FPV drones are so-called "first-person-view" drones, small unmanned systems that are controlled by an operator using an on-board camera.
According to the Swiss Federal Office of Civil Aviation (FOCA), a total of 68 drone overflights had been reported by October last year. Around half of them concerned control zones around airports. It is, however, unclear what types of drones were involved.
The protection of critical infrastructure does not, however, fall within the remit of the Swiss army, as an army spokesperson confirms. It is the responsibility of the operator or the competent civil authorities. As in Germany, the Swiss army can support civil authorities in exceptional security situations or at major events, should the police and other bodies reach their limits. Such subsidiary security deployments include, for example, the protection of critical infrastructure, air surveillance or disaster relief. Responsibility, however, remains with the civil authorities.

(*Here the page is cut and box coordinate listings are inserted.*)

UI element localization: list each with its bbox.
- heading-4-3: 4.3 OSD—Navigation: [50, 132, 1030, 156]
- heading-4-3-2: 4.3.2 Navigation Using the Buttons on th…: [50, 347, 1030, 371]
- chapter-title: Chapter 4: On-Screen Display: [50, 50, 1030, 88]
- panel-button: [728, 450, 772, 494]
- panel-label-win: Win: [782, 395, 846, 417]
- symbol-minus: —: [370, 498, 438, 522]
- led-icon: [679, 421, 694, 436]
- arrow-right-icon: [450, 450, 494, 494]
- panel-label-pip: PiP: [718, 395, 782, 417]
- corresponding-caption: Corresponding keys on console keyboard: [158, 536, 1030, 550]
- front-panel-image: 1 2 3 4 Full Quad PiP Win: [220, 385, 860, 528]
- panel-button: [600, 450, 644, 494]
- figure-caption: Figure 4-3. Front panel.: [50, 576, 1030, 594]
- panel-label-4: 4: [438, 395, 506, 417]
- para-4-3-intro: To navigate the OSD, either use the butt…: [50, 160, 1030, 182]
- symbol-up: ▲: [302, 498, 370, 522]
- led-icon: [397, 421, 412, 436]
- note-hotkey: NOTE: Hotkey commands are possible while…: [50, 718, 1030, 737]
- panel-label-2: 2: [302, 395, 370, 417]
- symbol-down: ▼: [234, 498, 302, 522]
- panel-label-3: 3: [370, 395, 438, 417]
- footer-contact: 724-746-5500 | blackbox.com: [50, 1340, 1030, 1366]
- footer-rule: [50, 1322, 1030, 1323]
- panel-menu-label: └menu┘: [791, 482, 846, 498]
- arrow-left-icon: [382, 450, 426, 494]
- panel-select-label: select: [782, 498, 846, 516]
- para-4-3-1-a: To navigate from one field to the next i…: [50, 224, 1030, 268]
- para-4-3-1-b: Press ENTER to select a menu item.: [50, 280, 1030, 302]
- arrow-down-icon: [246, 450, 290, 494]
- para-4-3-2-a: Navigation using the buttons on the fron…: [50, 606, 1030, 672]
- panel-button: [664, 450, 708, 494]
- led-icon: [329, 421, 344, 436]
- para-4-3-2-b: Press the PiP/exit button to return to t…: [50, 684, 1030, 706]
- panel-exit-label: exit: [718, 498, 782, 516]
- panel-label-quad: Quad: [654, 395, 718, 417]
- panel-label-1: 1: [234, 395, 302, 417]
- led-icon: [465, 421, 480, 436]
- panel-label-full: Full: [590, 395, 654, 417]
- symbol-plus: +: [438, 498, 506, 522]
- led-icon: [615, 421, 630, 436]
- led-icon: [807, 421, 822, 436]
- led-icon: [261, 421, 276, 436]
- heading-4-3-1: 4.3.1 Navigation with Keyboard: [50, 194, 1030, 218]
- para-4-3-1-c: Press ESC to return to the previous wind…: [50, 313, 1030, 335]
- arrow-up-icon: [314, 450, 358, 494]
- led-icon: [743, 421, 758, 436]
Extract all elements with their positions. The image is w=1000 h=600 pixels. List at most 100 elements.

What does the security issue mean for neutrality?
Switzerland officially adopted neutral status in the 19th century, after European powers recognised its neutrality at the Congress of Vienna in 1815. The aim was to create a stable buffer state in Central Europe and keep Switzerland out of major conflicts.
Swiss neutrality has since survived several wars and world wars. "Switzerland remains neutral, but it is still attached to a concept of neutrality from the time of the 1907 Hague Convention," says Dr Berni, adding that this is why "with regard to the war in Ukraine, perpetrator and victim are treated in the same way."

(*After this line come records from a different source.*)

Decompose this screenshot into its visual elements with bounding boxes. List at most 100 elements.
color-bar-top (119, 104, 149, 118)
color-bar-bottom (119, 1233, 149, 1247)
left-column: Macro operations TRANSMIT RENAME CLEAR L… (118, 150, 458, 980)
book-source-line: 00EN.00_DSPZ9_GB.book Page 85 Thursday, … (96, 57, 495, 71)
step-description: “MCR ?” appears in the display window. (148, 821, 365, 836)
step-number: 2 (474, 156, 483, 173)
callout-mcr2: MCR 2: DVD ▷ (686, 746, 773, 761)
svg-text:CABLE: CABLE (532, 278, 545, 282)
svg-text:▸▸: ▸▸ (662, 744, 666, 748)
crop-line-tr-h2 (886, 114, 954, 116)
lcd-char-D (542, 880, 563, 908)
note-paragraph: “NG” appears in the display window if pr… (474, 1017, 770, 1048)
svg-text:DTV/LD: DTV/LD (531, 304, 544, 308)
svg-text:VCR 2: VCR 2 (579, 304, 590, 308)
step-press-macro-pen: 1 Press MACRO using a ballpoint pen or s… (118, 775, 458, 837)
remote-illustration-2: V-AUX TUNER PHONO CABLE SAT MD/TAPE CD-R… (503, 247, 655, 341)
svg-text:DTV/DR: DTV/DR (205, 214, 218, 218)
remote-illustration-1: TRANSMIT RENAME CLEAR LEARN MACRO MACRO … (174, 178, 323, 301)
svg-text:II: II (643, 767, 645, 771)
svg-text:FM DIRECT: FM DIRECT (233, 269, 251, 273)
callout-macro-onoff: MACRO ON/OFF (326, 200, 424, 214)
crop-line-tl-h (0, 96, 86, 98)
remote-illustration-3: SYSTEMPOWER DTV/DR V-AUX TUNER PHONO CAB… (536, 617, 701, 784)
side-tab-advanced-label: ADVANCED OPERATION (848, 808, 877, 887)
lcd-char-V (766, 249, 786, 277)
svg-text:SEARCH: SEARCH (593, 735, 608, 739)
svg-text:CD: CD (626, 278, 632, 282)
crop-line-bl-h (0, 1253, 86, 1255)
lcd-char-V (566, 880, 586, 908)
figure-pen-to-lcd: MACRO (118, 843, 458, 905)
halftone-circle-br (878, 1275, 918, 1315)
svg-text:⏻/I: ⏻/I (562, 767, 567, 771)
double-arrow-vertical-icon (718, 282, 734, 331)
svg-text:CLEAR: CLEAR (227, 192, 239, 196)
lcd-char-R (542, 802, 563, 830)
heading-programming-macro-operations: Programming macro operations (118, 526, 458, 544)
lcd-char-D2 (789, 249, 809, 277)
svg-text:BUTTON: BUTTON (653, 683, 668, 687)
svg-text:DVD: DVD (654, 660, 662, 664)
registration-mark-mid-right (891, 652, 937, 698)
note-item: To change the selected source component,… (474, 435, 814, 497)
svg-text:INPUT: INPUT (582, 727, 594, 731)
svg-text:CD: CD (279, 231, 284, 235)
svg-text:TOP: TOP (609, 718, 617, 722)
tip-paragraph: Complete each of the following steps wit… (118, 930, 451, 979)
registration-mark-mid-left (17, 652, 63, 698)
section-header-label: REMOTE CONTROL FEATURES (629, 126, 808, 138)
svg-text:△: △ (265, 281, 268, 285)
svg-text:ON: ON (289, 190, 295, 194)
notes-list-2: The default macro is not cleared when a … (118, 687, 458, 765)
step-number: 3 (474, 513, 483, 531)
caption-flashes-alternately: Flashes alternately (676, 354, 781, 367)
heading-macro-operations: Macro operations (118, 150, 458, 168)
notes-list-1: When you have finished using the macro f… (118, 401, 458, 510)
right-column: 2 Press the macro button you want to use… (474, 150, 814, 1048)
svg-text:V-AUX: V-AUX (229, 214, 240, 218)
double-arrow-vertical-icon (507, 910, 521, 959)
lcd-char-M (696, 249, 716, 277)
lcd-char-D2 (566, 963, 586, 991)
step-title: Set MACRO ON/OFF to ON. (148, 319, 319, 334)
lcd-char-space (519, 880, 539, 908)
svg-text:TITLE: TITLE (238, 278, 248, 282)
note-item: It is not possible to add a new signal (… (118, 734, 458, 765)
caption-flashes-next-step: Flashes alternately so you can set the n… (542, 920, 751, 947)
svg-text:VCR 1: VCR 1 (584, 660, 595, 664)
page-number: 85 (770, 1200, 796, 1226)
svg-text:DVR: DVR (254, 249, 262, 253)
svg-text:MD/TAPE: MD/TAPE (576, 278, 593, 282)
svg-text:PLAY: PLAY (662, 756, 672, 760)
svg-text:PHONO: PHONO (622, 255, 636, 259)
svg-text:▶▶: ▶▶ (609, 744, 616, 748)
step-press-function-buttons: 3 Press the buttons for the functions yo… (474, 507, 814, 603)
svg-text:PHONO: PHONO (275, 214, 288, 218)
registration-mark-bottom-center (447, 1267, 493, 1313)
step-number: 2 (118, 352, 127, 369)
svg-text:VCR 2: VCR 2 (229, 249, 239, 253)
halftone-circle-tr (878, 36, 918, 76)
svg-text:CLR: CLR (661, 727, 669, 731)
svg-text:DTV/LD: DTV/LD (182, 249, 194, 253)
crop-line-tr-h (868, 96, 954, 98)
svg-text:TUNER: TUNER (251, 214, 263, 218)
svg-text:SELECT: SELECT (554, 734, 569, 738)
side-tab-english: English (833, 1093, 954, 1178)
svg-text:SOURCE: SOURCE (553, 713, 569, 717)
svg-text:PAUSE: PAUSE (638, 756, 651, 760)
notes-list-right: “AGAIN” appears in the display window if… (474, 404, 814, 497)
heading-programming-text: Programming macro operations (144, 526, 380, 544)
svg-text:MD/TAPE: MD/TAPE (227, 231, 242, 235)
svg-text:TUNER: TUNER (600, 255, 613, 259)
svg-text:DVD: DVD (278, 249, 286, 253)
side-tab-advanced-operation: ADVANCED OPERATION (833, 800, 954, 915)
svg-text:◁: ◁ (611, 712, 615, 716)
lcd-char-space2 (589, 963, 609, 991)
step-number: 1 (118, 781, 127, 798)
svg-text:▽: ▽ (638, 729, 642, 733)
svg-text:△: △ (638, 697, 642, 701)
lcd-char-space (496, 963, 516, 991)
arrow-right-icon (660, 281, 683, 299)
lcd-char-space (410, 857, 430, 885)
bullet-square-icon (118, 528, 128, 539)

"Nevertheless, neutrality is very popular among the population and is therefore likely to endure. At the same time, the security situation is forcing Switzerland into closer co-operation with European partners, for example on air defence, armaments and exercises. Exactly this, however, is what a current popular initiative seeks to prevent. It aims to write strict neutrality into the Swiss constitution," Berni tells Euronews.